Padahal, sesungguhnya kemerdekaan yang diminta kelompok-kelompok di Papua merupakan kemerdekaan semu. Kemerdekaan berlandaskan nasionalisme atau kesukuan hanya akan membuat negara tersebut lemah. Papua akan menjadi kecil, tidak akan ada yang dapat menolong, pembangunan pun bisa jadi juga akan makin terhambat, mengingat kekayaan alam Papua dieksploitasi oleh negara-negara rakus.

Lebih dari itu, nasionalisme adalah paham yang memang sengaja ditanamkan oleh Barat ke negeri-negeri Islam untuk melemahkan kekuatan politik kaum muslim. Nasionalisme ataupun paham kesukuan itu sendiri sebenarnya bersifat sangat lemah. Keduanya berasal dari Naluri mempertahankan diri(eksistensi) yang bisa muncul dan tenggelam, tergantung dari ada tidaknya masalah yang memicu. Lebih parah lagi, kesukuan akan membuat pertikaian terus terjadi. Jadi, tidak ada jaminan setelah merdeka nanti, pertikaian di Papua akan berhenti, bisa saja muncul pergolakan.

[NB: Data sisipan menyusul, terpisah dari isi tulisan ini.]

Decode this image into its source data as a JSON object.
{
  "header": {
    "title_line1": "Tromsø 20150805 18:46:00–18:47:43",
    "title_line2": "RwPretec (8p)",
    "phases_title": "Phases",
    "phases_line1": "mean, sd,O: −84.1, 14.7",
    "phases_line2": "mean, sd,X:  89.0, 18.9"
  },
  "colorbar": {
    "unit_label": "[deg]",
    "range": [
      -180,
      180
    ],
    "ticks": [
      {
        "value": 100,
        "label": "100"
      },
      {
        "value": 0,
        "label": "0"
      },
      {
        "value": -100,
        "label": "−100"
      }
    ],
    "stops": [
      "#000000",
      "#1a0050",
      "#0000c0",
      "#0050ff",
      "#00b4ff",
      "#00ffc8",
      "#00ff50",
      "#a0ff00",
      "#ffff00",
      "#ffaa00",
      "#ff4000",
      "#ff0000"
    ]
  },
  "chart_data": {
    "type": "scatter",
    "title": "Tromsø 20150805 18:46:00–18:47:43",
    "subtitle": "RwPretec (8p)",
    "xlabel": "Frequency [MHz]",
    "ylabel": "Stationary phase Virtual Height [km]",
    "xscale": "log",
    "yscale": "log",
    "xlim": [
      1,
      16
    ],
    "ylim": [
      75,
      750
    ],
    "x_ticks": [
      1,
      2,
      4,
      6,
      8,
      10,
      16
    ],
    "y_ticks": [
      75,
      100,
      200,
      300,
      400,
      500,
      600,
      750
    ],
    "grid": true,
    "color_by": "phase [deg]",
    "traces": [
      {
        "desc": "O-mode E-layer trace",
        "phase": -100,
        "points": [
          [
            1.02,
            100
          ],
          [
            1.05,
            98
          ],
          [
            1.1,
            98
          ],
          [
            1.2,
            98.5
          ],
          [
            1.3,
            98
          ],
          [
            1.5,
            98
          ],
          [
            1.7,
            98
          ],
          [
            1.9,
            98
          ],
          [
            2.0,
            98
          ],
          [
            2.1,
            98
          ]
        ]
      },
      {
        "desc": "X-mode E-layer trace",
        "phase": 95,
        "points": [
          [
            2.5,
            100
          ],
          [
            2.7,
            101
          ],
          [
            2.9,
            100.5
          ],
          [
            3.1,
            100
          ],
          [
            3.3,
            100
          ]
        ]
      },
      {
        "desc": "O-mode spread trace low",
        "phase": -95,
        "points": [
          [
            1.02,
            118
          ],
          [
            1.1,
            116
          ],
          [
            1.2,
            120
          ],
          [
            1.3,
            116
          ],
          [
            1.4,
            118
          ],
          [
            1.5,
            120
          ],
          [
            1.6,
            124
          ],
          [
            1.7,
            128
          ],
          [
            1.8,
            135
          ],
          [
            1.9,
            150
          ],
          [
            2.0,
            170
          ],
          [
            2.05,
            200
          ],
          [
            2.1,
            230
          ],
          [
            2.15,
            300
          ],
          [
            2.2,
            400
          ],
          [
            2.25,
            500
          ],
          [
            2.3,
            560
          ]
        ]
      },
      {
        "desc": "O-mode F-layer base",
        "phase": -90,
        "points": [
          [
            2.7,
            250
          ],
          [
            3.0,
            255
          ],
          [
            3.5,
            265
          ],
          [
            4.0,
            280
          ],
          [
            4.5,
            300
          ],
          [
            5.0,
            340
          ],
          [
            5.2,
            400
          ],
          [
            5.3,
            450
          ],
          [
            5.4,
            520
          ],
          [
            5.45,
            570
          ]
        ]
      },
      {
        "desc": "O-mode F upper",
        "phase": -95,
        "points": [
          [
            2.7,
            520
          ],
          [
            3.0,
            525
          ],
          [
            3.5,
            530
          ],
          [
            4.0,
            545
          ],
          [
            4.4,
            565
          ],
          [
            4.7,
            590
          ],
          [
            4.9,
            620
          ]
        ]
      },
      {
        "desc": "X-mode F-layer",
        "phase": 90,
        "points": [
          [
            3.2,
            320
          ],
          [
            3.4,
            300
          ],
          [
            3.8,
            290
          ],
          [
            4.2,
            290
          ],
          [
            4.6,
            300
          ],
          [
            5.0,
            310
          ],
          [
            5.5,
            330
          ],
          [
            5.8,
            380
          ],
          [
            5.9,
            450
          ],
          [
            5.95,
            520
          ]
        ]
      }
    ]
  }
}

Konsep bernegara yang dapat melindungi seluruh wilayah dan warganya (muslim atau nonmuslim), hanyalah Khilafah. Khilafah adalah negara universal yang menerapkan aturan Allah untuk seluruh rakyatnya. Terbukti, selama 13 abad, Khilafah mampu menyatukan 2/3 dunia.

Khilafah pun memastikan tugas pemimpin adalah mengurusi urusan seluruh rakyat. Tidak boleh ada perbedaan antara satu daerah dan daerah lainnya. Pembangunan harus merata. Pendidikan, kesehatan, keamanan, dan lainnya juga harus sama. Khilafah pula yang akan mengambil kembali SDA yang dikuasai asing, mengelolanya dan mengembalikan sebaik-baik hasilnya untuk rakyat. 

Khilafah akan melindungi semua wilayah di pangkuannya dari intervensi asing. Juga bersikap tegas dan memutus hubungan diplomatik dengan negara-negara yang memusuhi Islam. Dengan gambaran seperti ini, jelas hanya sistem Khilafah yang bisa menyolusi problem sebagaimana terjadi di Papua. Wallahualam. 




Penulis bertanggung jawab atas segala sesuatu di tiap-tiap bagian tulisannya. Dengan begitu, ia jugalah yang akan menanggung risiko apabila terdapat kesalahan atau ketidaksesuaian.